Recovery teams have completed searching the Christchurch Cathedral and have found no bodies there.
The workers removed rubble right down to the building's foundation in their search for the bodies that were expected to be there.
Superintendent Sam Hoyle told a media briefing on Saturday night that it remains a mystery why it was thought 20 or 22 people may have been caught up in the cathedral's collapse.
He says some people reported missing will be alive and well somewhere.
But Superintendant Hoyle says despite not finding anyone in the rubble of the cathedral the death toll is likely to remain in the low 200s.
The official toll is currently 165, following the discovery of two more bodies at the Canterbury Television building on Friday, police say 38 of the bodies have been identified so far.

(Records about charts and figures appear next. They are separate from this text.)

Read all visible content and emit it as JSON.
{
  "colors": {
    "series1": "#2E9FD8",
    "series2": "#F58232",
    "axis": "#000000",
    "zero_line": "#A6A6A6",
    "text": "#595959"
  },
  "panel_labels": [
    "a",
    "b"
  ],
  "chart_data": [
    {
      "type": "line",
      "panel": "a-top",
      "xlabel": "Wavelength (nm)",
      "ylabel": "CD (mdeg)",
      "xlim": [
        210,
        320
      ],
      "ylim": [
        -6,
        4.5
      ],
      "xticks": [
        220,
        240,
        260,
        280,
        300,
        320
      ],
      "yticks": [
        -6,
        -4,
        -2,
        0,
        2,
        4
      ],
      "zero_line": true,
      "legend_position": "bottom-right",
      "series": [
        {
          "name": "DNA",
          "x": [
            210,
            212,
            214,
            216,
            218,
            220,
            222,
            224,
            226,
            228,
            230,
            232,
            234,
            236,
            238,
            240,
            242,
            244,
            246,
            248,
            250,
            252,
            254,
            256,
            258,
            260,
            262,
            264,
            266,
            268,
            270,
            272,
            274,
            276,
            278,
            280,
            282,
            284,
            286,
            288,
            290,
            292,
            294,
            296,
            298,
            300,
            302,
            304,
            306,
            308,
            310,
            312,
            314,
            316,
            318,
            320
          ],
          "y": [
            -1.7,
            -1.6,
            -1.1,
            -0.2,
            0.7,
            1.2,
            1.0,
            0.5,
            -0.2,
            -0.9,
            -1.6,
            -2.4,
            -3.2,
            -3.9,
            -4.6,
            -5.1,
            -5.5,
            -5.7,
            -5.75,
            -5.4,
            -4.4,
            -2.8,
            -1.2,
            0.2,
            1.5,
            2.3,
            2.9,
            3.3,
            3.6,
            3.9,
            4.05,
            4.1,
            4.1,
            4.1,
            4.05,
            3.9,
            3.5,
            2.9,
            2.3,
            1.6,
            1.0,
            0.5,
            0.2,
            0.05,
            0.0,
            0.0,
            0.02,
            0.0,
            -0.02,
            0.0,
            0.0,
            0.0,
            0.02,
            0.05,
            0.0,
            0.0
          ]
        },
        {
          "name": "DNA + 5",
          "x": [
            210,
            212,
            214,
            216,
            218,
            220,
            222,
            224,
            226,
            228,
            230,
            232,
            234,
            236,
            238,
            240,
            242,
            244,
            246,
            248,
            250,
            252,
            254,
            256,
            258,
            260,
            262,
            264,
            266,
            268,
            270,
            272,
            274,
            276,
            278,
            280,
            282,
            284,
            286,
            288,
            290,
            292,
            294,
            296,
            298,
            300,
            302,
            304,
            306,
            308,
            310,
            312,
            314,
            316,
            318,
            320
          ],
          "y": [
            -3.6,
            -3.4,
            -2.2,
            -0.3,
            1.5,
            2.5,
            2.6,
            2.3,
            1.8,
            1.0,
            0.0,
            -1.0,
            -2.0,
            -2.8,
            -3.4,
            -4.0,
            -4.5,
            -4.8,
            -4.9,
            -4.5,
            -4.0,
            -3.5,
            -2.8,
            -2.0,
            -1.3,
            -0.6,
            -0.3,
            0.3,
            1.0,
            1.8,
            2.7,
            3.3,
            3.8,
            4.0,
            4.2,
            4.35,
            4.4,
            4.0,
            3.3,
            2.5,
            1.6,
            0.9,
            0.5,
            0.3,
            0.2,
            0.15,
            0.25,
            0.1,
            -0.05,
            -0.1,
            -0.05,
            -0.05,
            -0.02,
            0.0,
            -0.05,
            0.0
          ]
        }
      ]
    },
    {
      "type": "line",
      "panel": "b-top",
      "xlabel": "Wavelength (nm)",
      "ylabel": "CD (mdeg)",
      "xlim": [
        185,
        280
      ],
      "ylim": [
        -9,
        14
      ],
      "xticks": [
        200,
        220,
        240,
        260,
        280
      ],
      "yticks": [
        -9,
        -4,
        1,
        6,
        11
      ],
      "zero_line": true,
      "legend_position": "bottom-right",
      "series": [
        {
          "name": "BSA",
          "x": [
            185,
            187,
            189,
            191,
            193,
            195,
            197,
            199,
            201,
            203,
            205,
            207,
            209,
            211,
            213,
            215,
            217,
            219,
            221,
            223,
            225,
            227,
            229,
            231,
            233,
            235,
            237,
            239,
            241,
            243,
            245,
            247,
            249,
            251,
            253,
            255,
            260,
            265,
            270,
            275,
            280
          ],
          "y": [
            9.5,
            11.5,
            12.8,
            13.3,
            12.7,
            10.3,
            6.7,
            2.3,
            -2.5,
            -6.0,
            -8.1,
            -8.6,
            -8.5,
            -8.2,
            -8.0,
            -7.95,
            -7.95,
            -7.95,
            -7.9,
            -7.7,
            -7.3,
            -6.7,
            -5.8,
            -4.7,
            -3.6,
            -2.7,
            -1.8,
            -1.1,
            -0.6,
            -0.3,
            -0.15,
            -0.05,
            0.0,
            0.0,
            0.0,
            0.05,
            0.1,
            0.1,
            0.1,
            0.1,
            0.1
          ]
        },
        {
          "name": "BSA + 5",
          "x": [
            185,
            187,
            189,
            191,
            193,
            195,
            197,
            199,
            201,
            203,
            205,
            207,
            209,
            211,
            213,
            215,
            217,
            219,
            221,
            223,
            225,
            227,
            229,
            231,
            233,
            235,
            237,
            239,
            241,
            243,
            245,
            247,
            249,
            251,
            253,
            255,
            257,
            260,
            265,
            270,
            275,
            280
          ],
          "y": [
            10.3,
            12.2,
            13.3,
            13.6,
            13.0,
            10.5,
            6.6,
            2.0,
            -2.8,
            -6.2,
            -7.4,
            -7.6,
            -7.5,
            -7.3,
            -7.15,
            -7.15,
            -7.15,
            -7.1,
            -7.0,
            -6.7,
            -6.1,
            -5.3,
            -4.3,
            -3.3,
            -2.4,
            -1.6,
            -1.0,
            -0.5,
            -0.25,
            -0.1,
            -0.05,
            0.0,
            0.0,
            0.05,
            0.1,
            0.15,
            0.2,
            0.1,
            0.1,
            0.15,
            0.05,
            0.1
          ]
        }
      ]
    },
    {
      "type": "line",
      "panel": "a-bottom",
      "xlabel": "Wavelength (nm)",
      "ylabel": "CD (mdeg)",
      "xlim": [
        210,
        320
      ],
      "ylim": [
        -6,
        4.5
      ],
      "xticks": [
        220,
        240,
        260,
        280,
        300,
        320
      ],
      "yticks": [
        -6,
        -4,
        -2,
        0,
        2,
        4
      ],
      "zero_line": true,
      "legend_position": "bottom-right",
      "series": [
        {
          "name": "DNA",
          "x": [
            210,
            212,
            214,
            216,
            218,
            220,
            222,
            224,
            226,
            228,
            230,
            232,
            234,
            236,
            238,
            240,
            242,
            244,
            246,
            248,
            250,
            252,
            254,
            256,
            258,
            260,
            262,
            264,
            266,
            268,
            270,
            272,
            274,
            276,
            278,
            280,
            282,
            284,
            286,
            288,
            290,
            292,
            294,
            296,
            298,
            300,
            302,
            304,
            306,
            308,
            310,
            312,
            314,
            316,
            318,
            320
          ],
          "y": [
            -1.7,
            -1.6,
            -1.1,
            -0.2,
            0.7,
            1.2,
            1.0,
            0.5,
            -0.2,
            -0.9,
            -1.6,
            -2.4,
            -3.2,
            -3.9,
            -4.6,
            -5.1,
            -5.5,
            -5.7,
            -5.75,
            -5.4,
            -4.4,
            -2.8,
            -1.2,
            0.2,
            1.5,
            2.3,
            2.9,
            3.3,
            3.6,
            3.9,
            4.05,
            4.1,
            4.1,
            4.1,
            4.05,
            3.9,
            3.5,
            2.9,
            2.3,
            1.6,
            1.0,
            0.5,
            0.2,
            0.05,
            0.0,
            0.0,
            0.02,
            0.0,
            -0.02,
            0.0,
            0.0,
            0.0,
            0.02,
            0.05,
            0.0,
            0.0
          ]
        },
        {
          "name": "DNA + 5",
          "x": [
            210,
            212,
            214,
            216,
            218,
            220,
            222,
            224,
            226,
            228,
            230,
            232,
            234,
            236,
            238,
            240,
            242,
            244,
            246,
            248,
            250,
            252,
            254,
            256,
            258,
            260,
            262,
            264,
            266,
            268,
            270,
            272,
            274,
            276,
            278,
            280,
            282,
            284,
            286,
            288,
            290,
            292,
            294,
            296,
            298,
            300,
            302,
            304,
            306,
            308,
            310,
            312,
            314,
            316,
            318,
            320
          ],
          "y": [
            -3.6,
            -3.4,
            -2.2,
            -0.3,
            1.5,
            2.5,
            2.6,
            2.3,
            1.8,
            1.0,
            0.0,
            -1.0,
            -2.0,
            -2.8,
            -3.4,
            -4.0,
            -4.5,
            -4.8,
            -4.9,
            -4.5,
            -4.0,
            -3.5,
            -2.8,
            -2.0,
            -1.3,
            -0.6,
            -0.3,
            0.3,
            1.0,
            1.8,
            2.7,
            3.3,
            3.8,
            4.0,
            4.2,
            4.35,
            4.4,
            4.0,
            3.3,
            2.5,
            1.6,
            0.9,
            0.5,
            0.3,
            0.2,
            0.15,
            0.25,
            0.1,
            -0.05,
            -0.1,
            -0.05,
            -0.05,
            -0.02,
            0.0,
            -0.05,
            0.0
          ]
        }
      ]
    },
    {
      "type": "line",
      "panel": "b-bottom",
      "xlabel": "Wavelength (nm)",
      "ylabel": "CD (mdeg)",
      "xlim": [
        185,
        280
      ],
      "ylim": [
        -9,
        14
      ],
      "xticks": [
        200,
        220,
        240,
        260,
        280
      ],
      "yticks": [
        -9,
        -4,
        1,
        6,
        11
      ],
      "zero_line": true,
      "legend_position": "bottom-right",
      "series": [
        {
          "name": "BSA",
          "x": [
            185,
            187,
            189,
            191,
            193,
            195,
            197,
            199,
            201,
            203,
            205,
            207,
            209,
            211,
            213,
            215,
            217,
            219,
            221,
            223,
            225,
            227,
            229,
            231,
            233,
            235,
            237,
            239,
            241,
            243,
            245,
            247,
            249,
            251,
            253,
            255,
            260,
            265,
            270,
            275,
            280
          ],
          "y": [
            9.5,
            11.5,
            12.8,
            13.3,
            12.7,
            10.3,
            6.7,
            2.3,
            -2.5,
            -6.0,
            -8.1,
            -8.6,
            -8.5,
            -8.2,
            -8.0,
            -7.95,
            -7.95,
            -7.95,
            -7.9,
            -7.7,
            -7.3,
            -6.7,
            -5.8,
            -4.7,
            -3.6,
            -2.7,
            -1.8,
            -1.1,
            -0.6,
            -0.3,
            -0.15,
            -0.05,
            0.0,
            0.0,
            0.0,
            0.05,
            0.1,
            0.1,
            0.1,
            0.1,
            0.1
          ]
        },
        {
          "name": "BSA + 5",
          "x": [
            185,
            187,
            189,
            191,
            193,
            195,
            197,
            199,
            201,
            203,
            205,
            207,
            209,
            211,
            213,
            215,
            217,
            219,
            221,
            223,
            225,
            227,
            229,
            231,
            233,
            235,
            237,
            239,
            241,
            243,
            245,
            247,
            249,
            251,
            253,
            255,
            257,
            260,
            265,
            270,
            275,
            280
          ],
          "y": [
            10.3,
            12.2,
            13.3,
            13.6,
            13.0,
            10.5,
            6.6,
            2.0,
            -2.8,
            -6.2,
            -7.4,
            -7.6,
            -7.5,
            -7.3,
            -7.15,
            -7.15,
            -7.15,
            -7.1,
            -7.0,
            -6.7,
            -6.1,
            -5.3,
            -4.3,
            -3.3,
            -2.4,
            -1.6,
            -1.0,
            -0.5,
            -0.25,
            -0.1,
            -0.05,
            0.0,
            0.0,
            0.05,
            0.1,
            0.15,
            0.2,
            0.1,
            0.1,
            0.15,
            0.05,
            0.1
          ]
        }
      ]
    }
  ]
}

Superintendant Sandra Manderson told Morning Report that recovery teams are elated to have cleared the cathedral site and to have found no further bodies.
Prime Minister John Key says he is "absolutely thrilled" by the news.
He says CCTV footage backs up the result of the formal physical search.
Cathedral's dean moved to tears
The dean of the Cathedral, the Very Reverend Peter Beck, says he burst into tears when he got a phone call at 1am from a search and rescue officer telling him no bodies had been found.
"It was just astonishing, I was just speechless at that news," he says.
Dean Beck says he had been expecting he might have to go to the site to pray for the dead.
He says he does not know the origin of the widely reported figure of 22 either.
Teams searched the immediate environs of the cathedral on Saturday.
Civil defence says that search has been completed and no bodies have been found.